February 8Cultivating Food Security in Ukraine: A Local and Global Perspective

Join a virtual panel discussion with experts studying the impact of the war in Ukraine on agro-food systems. Participants include Vitalii Dankevych (International Economic Relations and European Integration, Polissia National University, Ukraine), Natalia Mamonova (Institute for Rural and Regional Research (RURALIS), Norway), and Susanne Wengle (Political Science, University of Notre Dame, US). The panel will be moderated by Diana Mincyte (Sociology, City University of New York-City Tech) and Renata Blumberg (Nutrition and Food Studies, Montclair State University).

Register to join this event via Zoom on Wednesday at 12:00 pm.

February 10 – Crossing the Bridges: From Lvov Across the Steppes to Asia to London’s Doodlebugs

Eva Hoffman Jedruch, author, will give a talk about her book about her mother’s wartime odyssey between Lvov, Asia, London and Argentina.

Join this talk on Friday at 12:00 pm virtually via Zoom and RSVP to attend in person at the Graduate Center, CUNY at eusc@gc.cuny.edu

February 24 – Biography and history of Alexander Weissberg-Cybulski (1901-1964) 

The CUNY REEES Workshop hosts Irena Grudzinska Gross, Institute of Slavic Studies at the Polish Academy of Science and Guggenheim Fellow, to share new research concerns the life of Alexander Weissberg-Cybulski (1901-1964), an Austrian-Jewish physicist, writer, businessman, communist, then anti-communist and gambler.

Join the workshop via Zoom on Friday at 12:30 pm.
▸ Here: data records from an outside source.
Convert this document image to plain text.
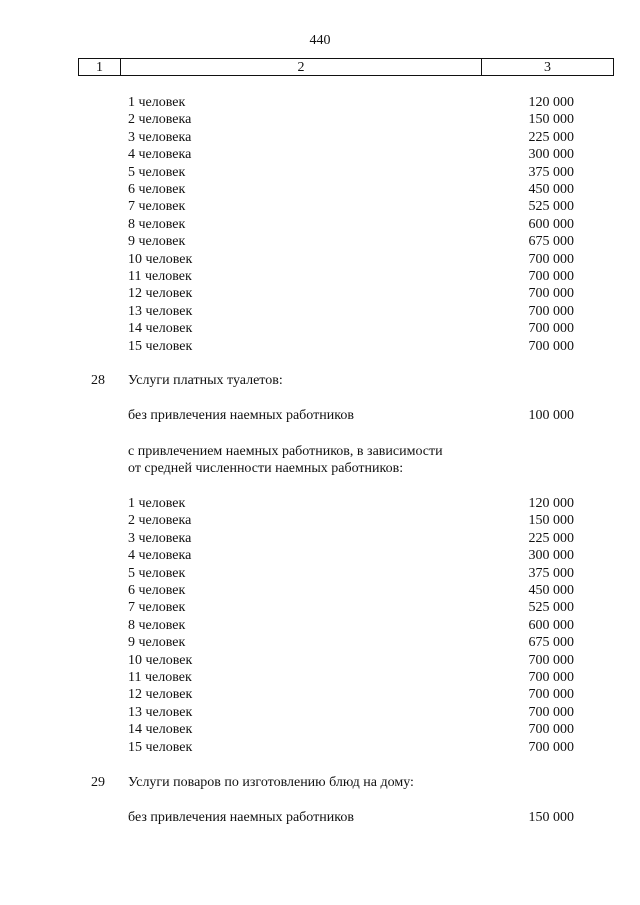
440
1	2	3
1 человек	120 000
2 человека	150 000
3 человека	225 000
4 человека	300 000
5 человек	375 000
6 человек	450 000
7 человек	525 000
8 человек	600 000
9 человек	675 000
10 человек	700 000
11 человек	700 000
12 человек	700 000
13 человек	700 000
14 человек	700 000
15 человек	700 000
28 Услуги платных туалетов:
без привлечения наемных работников	100 000
с привлечением наемных работников, в зависимости
от средней численности наемных работников:
1 человек	120 000
2 человека	150 000
3 человека	225 000
4 человека	300 000
5 человек	375 000
6 человек	450 000
7 человек	525 000
8 человек	600 000
9 человек	675 000
10 человек	700 000
11 человек	700 000
12 человек	700 000
13 человек	700 000
14 человек	700 000
15 человек	700 000
29 Услуги поваров по изготовлению блюд на дому:
без привлечения наемных работников	150 000
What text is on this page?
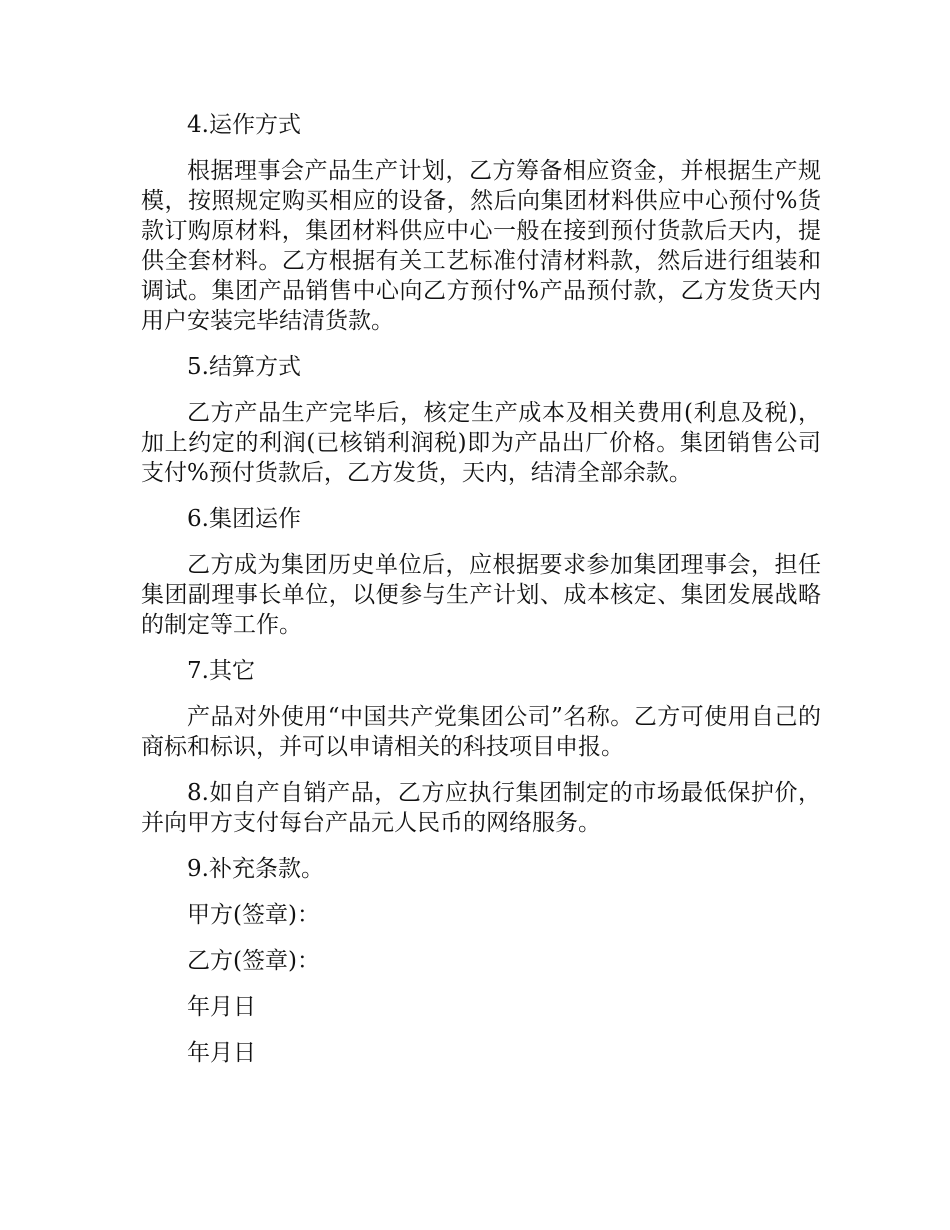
4.运作方式
根据理事会产品生产计划，乙方筹备相应资金，并根据生产规模，按照规定购买相应的设备，然后向集团材料供应中心预付%货款订购原材料，集团材料供应中心一般在接到预付货款后天内，提供全套材料。乙方根据有关工艺标准付清材料款，然后进行组装和调试。集团产品销售中心向乙方预付%产品预付款，乙方发货天内用户安装完毕结清货款。
5.结算方式
乙方产品生产完毕后，核定生产成本及相关费用(利息及税)，加上约定的利润(已核销利润税)即为产品出厂价格。集团销售公司支付%预付货款后，乙方发货，天内，结清全部余款。
6.集团运作
乙方成为集团历史单位后，应根据要求参加集团理事会，担任集团副理事长单位，以便参与生产计划、成本核定、集团发展战略的制定等工作。
7.其它
产品对外使用“中国共产党集团公司”名称。乙方可使用自己的商标和标识，并可以申请相关的科技项目申报。
8.如自产自销产品，乙方应执行集团制定的市场最低保护价，并向甲方支付每台产品元人民币的网络服务。
9.补充条款。
甲方(签章)：
乙方(签章)：
年月日
年月日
Best book in Slavic, East European and Eurasian women’s and gender studies edited by CUNY faculty

Congratulations to Janet Elise Johnson, Brooklyn College, and Mara Lazda, Bronx Community College, and colleague Katalin Fábián, Lafayette University, for winning the Association of Women in Slavic Studies‘ 2022 Heldt Prize for the best book in Slavic, East European and Eurasian women’s and gender studies!

What the prize committee said about the Routledge Handbook of Gender in Central-Eastern Europe and Eurasia (Routledge, 2021):

Unparalleled in its usefulness for the fields of study indicated in the title of this prize, the Routledge Handbook of Gender in Central-Eastern Europe and Eurasia assembles a dazzling collection of high-level articles into a coherent and well-formulated whole. Excellent editing permits the enormous breadth of topics introduced here to work both individually and in concert. Readers are treated to sensitive and eye-opening discussions of differences and similarities across a region which features not only different landscapes and languages, but also widely diverse imperial histories and religious traditions. A powerhouse of research on important topics, this volume will be a tremendous resource for years to come.
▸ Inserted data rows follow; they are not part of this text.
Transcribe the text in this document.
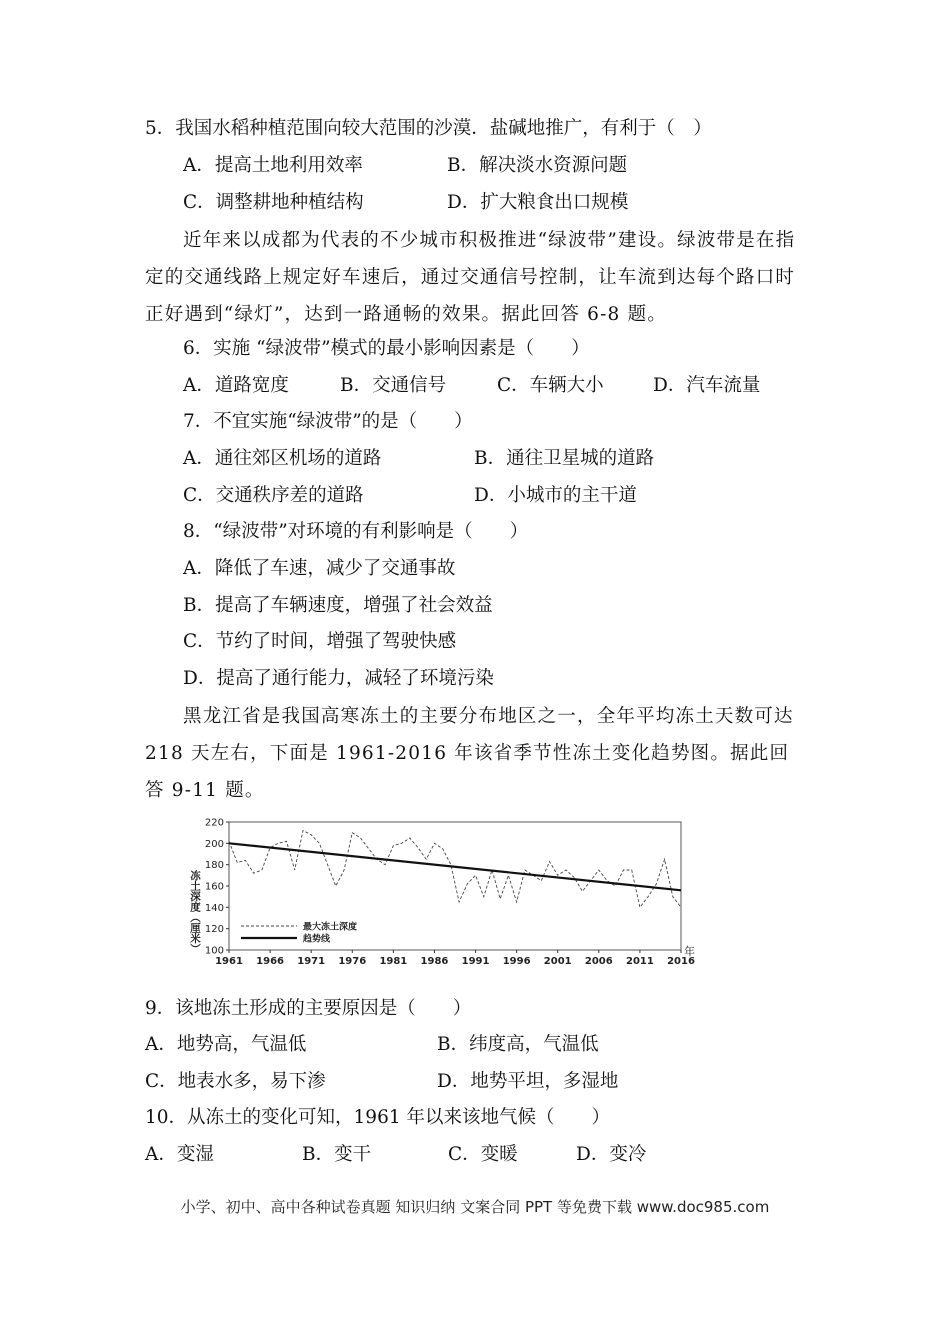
5．我国水稻种植范围向较大范围的沙漠．盐碱地推广，有利于（　）
A．提高土地利用效率	B．解决淡水资源问题
C．调整耕地种植结构	D．扩大粮食出口规模
近年来以成都为代表的不少城市积极推进“绿波带”建设。绿波带是在指定的交通线路上规定好车速后，通过交通信号控制，让车流到达每个路口时正好遇到“绿灯”，达到一路通畅的效果。据此回答 6-8 题。
6．实施 “绿波带”模式的最小影响因素是（　　）
A．道路宽度	B．交通信号	C．车辆大小	D．汽车流量
7．不宜实施“绿波带”的是（　　）
A．通往郊区机场的道路	B．通往卫星城的道路
C．交通秩序差的道路	D．小城市的主干道
8．“绿波带”对环境的有利影响是（　　）
A．降低了车速，减少了交通事故
B．提高了车辆速度，增强了社会效益
C．节约了时间，增强了驾驶快感
D．提高了通行能力，减轻了环境污染
黑龙江省是我国高寒冻土的主要分布地区之一，全年平均冻土天数可达218 天左右，下面是 1961-2016 年该省季节性冻土变化趋势图。据此回答 9-11 题。
100
120
140
160
180
200
220
1961 1966 1971 1976 1981 1986 1991 1996 2001 2006 2011 2016
年
冻土深度（厘米）	最大冻土深度
趋势线
9．该地冻土形成的主要原因是（　　）
A．地势高，气温低	B．纬度高，气温低
C．地表水多，易下渗	D．地势平坦，多湿地
10．从冻土的变化可知，1961 年以来该地气候（　　）
A．变湿	B．变干	C．变暖	D．变冷
小学、初中、高中各种试卷真题 知识归纳 文案合同 PPT 等免费下载 www.doc985.com
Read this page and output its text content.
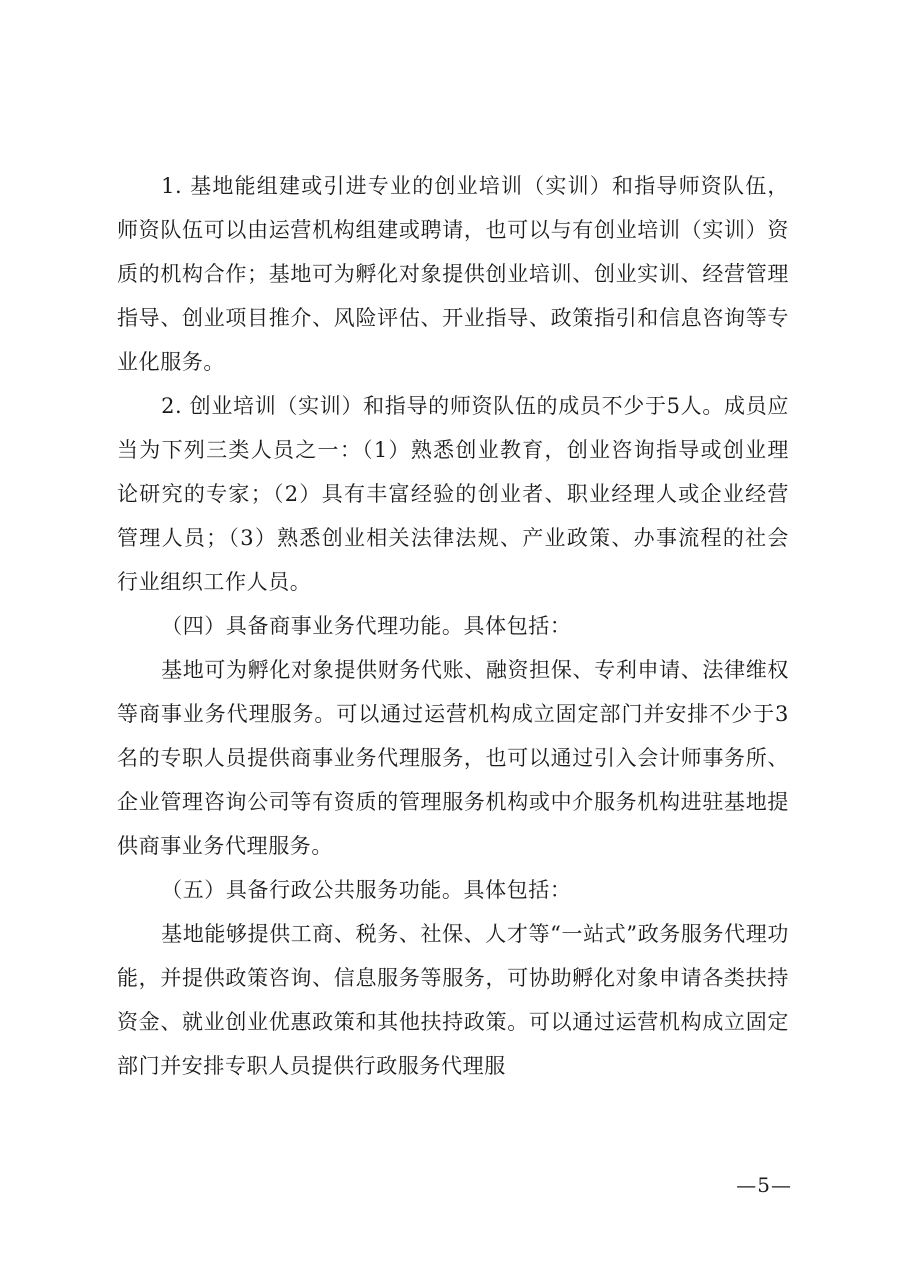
1. 基地能组建或引进专业的创业培训（实训）和指导师资队伍，师资队伍可以由运营机构组建或聘请，也可以与有创业培训（实训）资质的机构合作；基地可为孵化对象提供创业培训、创业实训、经营管理指导、创业项目推介、风险评估、开业指导、政策指引和信息咨询等专业化服务。

2. 创业培训（实训）和指导的师资队伍的成员不少于5人。成员应当为下列三类人员之一：（1）熟悉创业教育，创业咨询指导或创业理论研究的专家；（2）具有丰富经验的创业者、职业经理人或企业经营管理人员；（3）熟悉创业相关法律法规、产业政策、办事流程的社会行业组织工作人员。

（四）具备商事业务代理功能。具体包括：

基地可为孵化对象提供财务代账、融资担保、专利申请、法律维权等商事业务代理服务。可以通过运营机构成立固定部门并安排不少于3名的专职人员提供商事业务代理服务，也可以通过引入会计师事务所、企业管理咨询公司等有资质的管理服务机构或中介服务机构进驻基地提供商事业务代理服务。

（五）具备行政公共服务功能。具体包括：

基地能够提供工商、税务、社保、人才等“一站式”政务服务代理功能，并提供政策咨询、信息服务等服务，可协助孵化对象申请各类扶持资金、就业创业优惠政策和其他扶持政策。可以通过运营机构成立固定部门并安排专职人员提供行政服务代理服

—5—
Learn more from Janet and Mara at our Gender and Transformation in Central-Eastern Europe and Eurasia workshop.

Sixteen Ukrainian and Russian students impacted by the war find an educational home at CUNY

Hunter College announced at the start of the Fall 2022 semester that 16 students from Ukraine and Russia whose education was interrupted as a result of the war will have a chance to continue their degrees at Hunter College.

“Some students living in Ukraine had to stop going to college because it was too dangerous to continue, while some students from Russia were forced to flee because of something a family member said or did. They are now headed to Hunter, where they can safely get back to hitting the books.”

Yakov Klots, Assistant Professor of Russian Language and Literature at Hunter College/Graduate Center, CUNY, was instrumental in making sure the necessary administrative procedures were put in place and the students could navigate the application process and settle into their new lives.